Modular Button Component Tutorial – Arma Reforger
The Modular button component is a system which consists of a button component itself and various effects attached to it. The aim of the system is to separate the effect types (animation, opacity, color, text, image, ...) from when they can happen (on click, or hover, on toggle, on focus, ...).
Usage
- Create a layout containing a Button widget
- Add the SCR_ModularButtonComponent to the button - it is also possible to drag and drop a config of SCR_ModularButtonComponent type
- Add Effects to the Effects array the component provides. Effects represent the properties of widgets under the button that you want to change, and the events on which you want to change them
- Specify the name of the widget whose properties are to be changed, and what the new value for each state change or event should be
- Different Effects offer different attributes, based on the type of property that will be modified.

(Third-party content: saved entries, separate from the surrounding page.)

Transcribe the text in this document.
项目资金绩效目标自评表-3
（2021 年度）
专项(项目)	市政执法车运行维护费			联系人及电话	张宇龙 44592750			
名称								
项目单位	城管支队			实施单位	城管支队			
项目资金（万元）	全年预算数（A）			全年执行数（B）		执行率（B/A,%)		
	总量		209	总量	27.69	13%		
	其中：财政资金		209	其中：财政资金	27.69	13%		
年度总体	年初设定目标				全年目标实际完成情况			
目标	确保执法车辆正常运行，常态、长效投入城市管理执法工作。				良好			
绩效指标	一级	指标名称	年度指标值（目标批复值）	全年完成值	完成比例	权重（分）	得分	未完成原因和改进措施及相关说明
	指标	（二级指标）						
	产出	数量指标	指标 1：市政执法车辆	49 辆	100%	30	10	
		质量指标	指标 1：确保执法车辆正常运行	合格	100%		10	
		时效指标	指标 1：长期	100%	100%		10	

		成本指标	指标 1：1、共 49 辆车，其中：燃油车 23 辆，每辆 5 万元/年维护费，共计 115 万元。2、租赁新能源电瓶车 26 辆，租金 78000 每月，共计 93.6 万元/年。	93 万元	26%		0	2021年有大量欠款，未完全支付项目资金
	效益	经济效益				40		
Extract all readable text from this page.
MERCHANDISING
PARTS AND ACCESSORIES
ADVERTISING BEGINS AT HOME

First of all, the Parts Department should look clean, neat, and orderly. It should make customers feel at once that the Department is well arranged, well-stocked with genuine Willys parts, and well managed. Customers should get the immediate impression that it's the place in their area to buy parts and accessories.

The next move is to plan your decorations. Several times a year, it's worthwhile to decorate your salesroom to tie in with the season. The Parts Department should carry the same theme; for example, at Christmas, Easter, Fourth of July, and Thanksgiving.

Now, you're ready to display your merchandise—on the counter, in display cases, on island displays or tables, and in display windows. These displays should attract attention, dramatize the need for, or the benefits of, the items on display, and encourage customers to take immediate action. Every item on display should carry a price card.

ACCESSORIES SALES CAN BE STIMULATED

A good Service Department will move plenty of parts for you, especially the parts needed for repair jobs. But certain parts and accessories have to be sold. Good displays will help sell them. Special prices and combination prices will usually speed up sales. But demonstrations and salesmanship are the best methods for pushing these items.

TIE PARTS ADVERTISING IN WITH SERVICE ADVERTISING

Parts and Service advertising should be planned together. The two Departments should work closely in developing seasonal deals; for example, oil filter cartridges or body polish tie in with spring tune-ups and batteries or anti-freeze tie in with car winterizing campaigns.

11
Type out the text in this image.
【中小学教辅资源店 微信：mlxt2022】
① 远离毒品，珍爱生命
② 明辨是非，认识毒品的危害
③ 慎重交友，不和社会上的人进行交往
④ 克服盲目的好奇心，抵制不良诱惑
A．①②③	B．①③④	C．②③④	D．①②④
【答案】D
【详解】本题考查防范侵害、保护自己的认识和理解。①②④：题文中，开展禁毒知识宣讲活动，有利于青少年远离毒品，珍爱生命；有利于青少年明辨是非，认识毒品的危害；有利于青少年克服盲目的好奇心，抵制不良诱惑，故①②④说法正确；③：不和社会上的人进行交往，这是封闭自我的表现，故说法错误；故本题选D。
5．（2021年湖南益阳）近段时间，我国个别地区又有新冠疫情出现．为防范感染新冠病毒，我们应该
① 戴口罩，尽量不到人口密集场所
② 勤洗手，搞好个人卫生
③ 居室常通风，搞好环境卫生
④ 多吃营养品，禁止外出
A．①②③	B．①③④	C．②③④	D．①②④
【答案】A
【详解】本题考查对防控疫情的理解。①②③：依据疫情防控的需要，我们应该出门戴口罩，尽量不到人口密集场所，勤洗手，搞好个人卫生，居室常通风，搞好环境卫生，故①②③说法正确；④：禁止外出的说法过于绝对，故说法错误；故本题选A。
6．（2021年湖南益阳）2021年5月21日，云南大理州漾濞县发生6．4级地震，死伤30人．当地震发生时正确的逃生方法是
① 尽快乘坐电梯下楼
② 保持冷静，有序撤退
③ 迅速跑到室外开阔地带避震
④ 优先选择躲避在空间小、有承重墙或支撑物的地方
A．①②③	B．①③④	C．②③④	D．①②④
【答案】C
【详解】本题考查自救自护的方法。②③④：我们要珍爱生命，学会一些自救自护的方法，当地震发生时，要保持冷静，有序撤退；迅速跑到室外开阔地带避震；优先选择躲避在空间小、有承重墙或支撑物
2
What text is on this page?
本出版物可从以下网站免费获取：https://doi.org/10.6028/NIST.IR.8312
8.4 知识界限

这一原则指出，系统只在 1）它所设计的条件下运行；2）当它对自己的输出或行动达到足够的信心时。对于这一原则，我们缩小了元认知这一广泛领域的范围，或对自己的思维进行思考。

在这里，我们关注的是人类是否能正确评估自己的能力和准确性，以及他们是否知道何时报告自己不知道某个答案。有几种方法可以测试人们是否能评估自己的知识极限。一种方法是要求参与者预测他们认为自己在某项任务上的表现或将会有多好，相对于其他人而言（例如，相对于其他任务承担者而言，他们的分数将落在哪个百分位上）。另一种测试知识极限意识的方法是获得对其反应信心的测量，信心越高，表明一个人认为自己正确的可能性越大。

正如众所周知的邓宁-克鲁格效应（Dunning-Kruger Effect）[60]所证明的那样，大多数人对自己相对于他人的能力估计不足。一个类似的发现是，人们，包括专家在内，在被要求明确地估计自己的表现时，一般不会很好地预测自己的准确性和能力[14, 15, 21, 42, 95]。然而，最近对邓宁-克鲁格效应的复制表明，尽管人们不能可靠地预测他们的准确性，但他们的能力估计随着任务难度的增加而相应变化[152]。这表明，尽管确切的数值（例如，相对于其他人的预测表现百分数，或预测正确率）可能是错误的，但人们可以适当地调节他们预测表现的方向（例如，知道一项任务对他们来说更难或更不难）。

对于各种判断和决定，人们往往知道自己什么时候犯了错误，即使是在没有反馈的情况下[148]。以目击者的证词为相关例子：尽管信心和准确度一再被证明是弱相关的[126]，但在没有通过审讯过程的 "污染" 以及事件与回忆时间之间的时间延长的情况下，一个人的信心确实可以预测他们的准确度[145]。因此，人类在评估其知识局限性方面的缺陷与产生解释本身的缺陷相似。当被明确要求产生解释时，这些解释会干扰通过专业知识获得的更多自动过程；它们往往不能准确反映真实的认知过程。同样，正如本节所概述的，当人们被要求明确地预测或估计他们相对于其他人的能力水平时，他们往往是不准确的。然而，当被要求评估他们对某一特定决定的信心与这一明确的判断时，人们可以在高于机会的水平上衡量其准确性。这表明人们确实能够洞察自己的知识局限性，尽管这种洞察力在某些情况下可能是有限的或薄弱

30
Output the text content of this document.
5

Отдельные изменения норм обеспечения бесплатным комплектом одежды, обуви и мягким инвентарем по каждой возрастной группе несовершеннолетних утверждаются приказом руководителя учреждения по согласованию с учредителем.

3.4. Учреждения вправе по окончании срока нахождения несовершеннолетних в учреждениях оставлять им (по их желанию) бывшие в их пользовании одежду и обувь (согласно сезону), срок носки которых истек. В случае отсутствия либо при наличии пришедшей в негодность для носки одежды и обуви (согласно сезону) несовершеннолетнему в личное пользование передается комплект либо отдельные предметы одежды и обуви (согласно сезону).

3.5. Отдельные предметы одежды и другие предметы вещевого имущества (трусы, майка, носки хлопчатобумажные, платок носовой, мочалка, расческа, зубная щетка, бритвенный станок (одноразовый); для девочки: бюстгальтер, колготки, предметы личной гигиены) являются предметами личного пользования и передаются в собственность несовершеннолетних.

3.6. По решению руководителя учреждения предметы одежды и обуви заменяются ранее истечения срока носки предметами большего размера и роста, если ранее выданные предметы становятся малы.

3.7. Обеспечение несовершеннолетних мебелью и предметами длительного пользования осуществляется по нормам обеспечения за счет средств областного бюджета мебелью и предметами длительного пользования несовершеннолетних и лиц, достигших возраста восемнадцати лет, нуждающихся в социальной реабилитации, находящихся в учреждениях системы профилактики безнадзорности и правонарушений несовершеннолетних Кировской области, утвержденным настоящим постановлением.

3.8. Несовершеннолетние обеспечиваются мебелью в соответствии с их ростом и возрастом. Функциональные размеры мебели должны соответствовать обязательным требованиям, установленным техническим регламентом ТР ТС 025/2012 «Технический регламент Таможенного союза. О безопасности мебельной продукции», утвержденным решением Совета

- Keep in mind that there is not really an underlying state machine for the button: when an event triggers, the Effect will apply the new value to the property, and that's it.
- By using tags, you can give a custom identifier to the effects. The SCR_ModularButtonComponent API then allows you to find effects through their tags and thus control which effects should be active at a time.
- Define the button's behaviour
- These settings provide useful functionalities about how the button should behave in the UI hierarchy, from flagging itself as toggled when clicked, to moving focus to itself when hovered for consistent menu navigation between keyboard, mouse and gamepad.
- A notable attribute is the Event Return Value one, which controls how interaction events from widgets are propagated up the hierarchy: flagging an interaction will prevent the event from being propagated, which is useful, for example, when nesting multiple interactable widgets inside each other so that the ones higher in the hierarchy do not receive the events generated by the lower ones.
- Use the hierarchy Prefab in other layouts
SCR_ModularButtonComponent
The component itself is simple, it also has all the common usual ScriptInvokers for a button, such as Clicked, Toggled, Focused, Hovered, etc.
Effect Attributes
Class | Description |
---|---|
SCR_ButtonEffectColor | Animates color |
SCR_ButtonEffectImage | Sets image texture for an image widget. Supports imageset too. |
SCR_ButtonEffectOpacity | Animates opacity |
SCR_ButtonEffectPadding | Animates padding |
SCR_ButtonEffectPosition | Animate/set position of a widget |
SCR_ButtonEffectSize | Animate/set size of a widget |
SCR_ButtonEffectText | Sets text of a text widget |
SCR_ButtonEffectSound | Plays a sound |
SCR_ButtonEffectVisibility | Sets a widget visible/invisible |
SCR_ButtonEffectSlaveButton | Passes events to another button within this button |
Enabled
Effect is enabled or disabled. When disabled, it ignores events.
Events
Events to which this effect listens.
- STATE - events are always mutually exclusive. All buttons can be in one of these states: DEFAULT, HOVERED, DISABLED. Toggle-buttons additionally have these states: ACTIVATED, ACTIVATED_HOVERED.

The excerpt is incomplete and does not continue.